# HashMap.putAll() optimizations: Eliminating Megamorphic Call Site Bottlenecks

## Summary

This PR addresses performance bottlenecks in `HashMap.putMapEntries()` by 
implementing direct optimizations for specific input types: `j.u.HashMap` and 
`j.u.Collections$UnmodifiableMap`. The optimizations target `HashMap(Map)` 
constructor and `putAll()` operations based on the real-world megamorphic 
behavior identified in 
[JDK-8368292](https://bugs.openjdk.org/browse/JDK-8368292), delivering 
significant performance improvements when multiple `Map` subtypes are used.

## Problem Context

### Megamorphic Call Site Overhead in Map Iteration
`HashMap.putMapEntries()` currently uses a generic approach that suffers from 
megamorphic call site overhead when applications perform bulk creation or 
population of HashMaps from various source map types:

1. `m.entrySet()` becomes megamorphic across different map implementations
2. `entrySet().iterator()` creates different iterator types
3. `entry.getKey()` and `entry.getValue()` calls vary by map type
4. Individual `putVal()` calls for each entry

When the source is `Collections$UnmodifiableMap`, the problem is compounded by 
megamorphic wrappers around the already-megamorphic iteration methods.
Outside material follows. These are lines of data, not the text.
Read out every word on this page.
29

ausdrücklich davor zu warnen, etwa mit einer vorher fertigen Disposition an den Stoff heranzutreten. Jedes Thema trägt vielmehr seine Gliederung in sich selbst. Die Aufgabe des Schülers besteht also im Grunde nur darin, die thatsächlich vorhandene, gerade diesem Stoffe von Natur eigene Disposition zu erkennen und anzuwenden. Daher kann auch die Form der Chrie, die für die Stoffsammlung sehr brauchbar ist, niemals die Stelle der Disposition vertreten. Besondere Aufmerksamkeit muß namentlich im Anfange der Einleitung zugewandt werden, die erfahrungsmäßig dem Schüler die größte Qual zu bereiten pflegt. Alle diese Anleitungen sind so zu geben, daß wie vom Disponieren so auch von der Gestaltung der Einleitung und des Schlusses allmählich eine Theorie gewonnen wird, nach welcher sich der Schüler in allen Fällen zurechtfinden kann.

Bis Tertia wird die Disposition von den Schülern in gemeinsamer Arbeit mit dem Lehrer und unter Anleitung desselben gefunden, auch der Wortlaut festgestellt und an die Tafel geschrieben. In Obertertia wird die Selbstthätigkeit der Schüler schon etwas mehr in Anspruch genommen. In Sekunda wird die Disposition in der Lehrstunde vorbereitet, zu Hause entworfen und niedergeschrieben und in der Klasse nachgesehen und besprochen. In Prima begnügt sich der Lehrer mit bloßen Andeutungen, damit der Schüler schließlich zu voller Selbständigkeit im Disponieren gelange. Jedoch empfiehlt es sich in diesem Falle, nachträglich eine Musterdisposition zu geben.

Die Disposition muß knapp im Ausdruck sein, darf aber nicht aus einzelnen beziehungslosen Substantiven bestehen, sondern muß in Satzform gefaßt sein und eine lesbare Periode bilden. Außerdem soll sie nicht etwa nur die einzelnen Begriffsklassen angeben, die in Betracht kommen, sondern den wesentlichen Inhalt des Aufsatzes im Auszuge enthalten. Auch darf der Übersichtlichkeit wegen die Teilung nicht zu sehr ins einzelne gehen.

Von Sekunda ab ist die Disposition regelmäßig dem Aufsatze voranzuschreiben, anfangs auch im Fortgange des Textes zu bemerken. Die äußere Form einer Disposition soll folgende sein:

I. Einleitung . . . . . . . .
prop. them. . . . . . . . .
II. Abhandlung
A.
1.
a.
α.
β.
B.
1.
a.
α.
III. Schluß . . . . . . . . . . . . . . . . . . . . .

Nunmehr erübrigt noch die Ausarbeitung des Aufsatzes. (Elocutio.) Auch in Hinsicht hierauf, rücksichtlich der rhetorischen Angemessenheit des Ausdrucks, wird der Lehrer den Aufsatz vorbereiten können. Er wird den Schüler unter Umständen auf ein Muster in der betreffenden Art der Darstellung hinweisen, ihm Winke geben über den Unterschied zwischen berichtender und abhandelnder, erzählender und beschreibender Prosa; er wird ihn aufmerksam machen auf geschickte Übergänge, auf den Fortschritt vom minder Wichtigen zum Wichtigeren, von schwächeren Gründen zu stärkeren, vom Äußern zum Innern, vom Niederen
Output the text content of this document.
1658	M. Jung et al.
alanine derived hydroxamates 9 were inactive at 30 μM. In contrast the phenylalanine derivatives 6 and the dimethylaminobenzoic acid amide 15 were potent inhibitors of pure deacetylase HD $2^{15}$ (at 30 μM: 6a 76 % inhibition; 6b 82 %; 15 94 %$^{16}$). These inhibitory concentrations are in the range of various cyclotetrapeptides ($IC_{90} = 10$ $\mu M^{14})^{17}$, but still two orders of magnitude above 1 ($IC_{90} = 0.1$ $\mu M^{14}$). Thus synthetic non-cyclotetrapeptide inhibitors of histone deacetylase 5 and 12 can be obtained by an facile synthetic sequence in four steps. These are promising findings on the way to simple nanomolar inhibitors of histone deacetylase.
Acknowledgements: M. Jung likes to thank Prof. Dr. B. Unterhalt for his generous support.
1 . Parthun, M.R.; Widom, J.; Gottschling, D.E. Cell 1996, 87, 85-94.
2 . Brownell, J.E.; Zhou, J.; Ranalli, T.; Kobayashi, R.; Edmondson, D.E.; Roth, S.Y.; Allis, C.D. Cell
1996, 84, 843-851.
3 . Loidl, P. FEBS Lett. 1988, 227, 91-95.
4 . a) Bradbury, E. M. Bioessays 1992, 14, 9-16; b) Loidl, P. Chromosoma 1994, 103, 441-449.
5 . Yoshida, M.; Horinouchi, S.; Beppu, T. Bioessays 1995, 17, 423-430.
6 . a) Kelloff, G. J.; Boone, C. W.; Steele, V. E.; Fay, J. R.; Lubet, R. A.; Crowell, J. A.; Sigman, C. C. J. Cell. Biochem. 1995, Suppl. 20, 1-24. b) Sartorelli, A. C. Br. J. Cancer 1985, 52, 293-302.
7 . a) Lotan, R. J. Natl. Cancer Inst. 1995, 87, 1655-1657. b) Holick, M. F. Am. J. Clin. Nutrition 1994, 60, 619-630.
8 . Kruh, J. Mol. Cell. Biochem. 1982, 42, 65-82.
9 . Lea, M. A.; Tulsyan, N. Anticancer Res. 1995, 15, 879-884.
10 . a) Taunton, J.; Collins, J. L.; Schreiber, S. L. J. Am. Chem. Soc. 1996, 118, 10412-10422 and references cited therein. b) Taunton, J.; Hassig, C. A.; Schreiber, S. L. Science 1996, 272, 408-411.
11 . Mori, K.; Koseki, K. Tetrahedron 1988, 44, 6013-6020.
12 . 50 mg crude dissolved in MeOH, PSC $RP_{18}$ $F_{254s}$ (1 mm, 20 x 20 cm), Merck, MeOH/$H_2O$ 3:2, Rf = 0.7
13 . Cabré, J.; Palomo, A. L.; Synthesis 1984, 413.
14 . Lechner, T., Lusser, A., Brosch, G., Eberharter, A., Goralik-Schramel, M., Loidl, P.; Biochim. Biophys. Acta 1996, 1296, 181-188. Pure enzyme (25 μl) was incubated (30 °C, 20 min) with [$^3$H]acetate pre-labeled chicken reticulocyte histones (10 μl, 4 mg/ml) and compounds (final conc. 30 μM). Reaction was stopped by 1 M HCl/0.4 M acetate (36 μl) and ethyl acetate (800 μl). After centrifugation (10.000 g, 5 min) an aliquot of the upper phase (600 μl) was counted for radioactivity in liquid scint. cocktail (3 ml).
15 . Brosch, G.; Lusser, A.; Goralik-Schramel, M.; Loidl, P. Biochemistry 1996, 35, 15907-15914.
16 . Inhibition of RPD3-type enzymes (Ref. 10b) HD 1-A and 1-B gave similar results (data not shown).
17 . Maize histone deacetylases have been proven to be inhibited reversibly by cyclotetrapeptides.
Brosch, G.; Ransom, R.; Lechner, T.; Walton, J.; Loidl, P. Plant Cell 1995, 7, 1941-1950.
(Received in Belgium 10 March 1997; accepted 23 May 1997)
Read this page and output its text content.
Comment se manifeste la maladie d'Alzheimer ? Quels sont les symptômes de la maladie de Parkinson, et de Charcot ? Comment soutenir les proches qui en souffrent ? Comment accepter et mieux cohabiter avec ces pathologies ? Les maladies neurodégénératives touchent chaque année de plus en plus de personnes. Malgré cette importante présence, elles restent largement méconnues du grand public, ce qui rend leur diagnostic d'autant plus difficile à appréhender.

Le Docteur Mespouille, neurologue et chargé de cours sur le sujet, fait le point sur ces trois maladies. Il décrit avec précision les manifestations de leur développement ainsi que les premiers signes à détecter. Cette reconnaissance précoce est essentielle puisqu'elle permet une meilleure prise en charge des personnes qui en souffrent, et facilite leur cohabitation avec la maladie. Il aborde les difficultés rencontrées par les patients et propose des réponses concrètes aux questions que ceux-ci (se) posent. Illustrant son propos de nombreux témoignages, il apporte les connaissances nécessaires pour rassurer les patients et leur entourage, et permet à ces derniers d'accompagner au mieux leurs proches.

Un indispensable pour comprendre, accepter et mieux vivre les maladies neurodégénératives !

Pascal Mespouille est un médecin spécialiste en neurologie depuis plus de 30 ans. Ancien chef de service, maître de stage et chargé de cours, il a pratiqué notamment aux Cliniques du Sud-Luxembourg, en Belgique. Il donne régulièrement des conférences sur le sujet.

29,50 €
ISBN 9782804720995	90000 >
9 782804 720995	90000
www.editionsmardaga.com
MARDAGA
In cases 
where the unwrapped map is also a HashMap, both the wrapper overhead and the 
iteration overhead can be eliminated with a single optimization.

## Optimized Methods

### HashMap
- **`putMapEntries(Map<? extends K, ? extends V> m, boolean evict)`**: Added 
fast paths for UnmodifiableMap unwrapping and HashMap-to-HashMap copying
- **`putMapEntries(HashMap<? extends K, ? extends V> src, boolean evict)`**: 
copies HashMap-to-HashMap via direct Node processing.  Avoids polymorphic 
issues and eliminates redundant calls to HashMap.hash().

## Implementation Details

### HashMap-to-HashMap Fast Path
Directly iterates over `src.table` to eliminate entrySet() allocation and 
polymorphic iterator calls, using the internal Node structure for maximum 
efficiency.

### UnmodifiableMap Unwrapping
Detects UnmodifiableMap instances and accesses the underlying map directly via 
the `m` field, eliminating wrapper-induced megamorphic call sites. 
UnmodifiableMap visibility changed from `private` to package-private to enable 
this direct access.

## Performance Impact

| Source Type | Size | Poisoned | Baseline | Optimized | Improvement |
|-------------|------|----------|----------|-----------|-------------|
| HashMap | 0 | true | 9.429 ns/op | 8.875 ns/op | **6% faster** |
| HashMap | 5 | true | 181.645 ns/op | 80.012 ns/op | **56% faster** |
| HashMap | 25 | true | 796.415 ns/op | 283.643 ns/op | **64% faster** |
| TreeMap | 0 | true | 9.356 ns/op | 9.155 ns/op | **-** |
| TreeMap | 5 | true | 169.233 ns/op | 169.566 ns/op | **-** |
| TreeMap | 25 | true | 792.667 ns/op | 791.195 ns/op | **-** |
| ConcurrentHashMap | 0 | true | 9.275 ns/op | 9.156 ns/op | **-** |
| ConcurrentHashMap | 5 | true | 229.291 ns/op | 227.382 ns/op | **-** |
| ConcurrentHashMap | 25 | true | 1071.336 ns/op | 1105.111 ns/op | **-** |
| UnmodifiableMap(HashMap) | 0 | true | 13.563 ns/op | 9.253 ns/op | **32% 
faster** |
| UnmodifiableMap(HashMap) | 5 | true | 318.184 ns/op | 76.264 ns/op | **76% 
faster** |
| UnmodifiableMap(HashMap) | 25 | true | 1510.489 ns/op | 284.001 ns/op | **81% 
faster** |
| UnmodifiableMap(TreeMap) | 5 | true | 323.412 ns/op | 186.990 ns/op | **42% 
faster** |
| UnmodifiableMap(TreeMap) | 25 | true | 1529.959 ns/op | 809.125 ns/op | **47% 
faster** |

This shows substantial improvements (32-81%) for optimized paths while 
maintaining no significant regression for non-optimized paths.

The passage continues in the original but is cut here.